The first week of testing involved a lot of map study and terrain navigation, and of course there were those 18-mile road marches carrying 50-pound packs at three o'clock in the morning.
"That's when a lot of applicants dropped out or were told to leave," Trost recalled.
The second week of the selection process included instructor-led land navigation in the mountains, and more endurance testing.
On the third week, the applicants went into the mountains in small groups without instructors, hunting mock enemy targets and navigating in the dead of night across treacherous terrain to specific coordinates.
In the fourth week the few remaining applicants were sent into the mountains on their own and required to traverse up to 12 kilometers a day to different locations, always carrying 65-pound packs and their weapons.
"By this point in the testing," Trost said, "you pretty much felt that if they couldn't make you quit, they were going to try to kill you."
The conclusion of that final week of testing included a 40-mile road march carrying a 65-pound pack.
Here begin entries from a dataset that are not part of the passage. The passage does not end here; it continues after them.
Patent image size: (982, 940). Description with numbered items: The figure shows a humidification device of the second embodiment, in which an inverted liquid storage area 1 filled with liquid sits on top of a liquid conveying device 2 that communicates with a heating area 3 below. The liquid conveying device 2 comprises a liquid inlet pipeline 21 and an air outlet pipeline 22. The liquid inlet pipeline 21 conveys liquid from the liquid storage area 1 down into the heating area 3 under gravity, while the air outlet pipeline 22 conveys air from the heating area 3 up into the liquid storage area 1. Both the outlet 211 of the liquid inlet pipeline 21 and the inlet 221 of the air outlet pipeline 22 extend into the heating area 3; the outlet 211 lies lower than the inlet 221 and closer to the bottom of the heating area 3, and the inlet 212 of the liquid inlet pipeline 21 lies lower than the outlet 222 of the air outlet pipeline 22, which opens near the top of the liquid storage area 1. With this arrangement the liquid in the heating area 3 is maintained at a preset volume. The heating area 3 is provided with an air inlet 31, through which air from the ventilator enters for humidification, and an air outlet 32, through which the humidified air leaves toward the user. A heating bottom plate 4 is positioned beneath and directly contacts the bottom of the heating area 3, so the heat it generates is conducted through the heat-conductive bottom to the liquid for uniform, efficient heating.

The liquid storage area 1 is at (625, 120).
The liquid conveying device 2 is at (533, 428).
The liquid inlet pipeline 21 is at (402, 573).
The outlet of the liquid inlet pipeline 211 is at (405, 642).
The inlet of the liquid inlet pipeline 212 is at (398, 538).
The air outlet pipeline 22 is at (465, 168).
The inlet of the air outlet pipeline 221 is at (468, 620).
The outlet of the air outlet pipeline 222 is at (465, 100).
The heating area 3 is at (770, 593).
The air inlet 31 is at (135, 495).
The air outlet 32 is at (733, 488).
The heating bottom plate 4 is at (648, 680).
The march began at 1 a.m.. Trost finished 18 hours and 24 minutes later.
There was no elaborate ceremony at the end. No parade, no party, no beribboned general congratulating the handful of applicants who had survived one month of hell.
"An individual approached me," Trost recalled. "He shook my hand and said I had passed. That was it."
Heath Trost had just been chosen to join the most prestigious military organization in the United States Army: 1st Special Forces Operational Detachment-DELTA.
In December, 2002, Trost began an intensive six-month Delta Force training course at Ft. Bragg. In May, 2003, Trost was sent on his first combat deployment as a member of America's Special Forces. His destination: Baghdad, Iraq.
For the next ten years of his life, Heath Trost would serve eight combat tours of duty in Iraq, one in Afghanistan, and one in Jordan. In those ten years, Trost spent almost four full years in active war zones hunting enemy insurgents and combatants who were trying to kill him and inflict terror and suffering on America.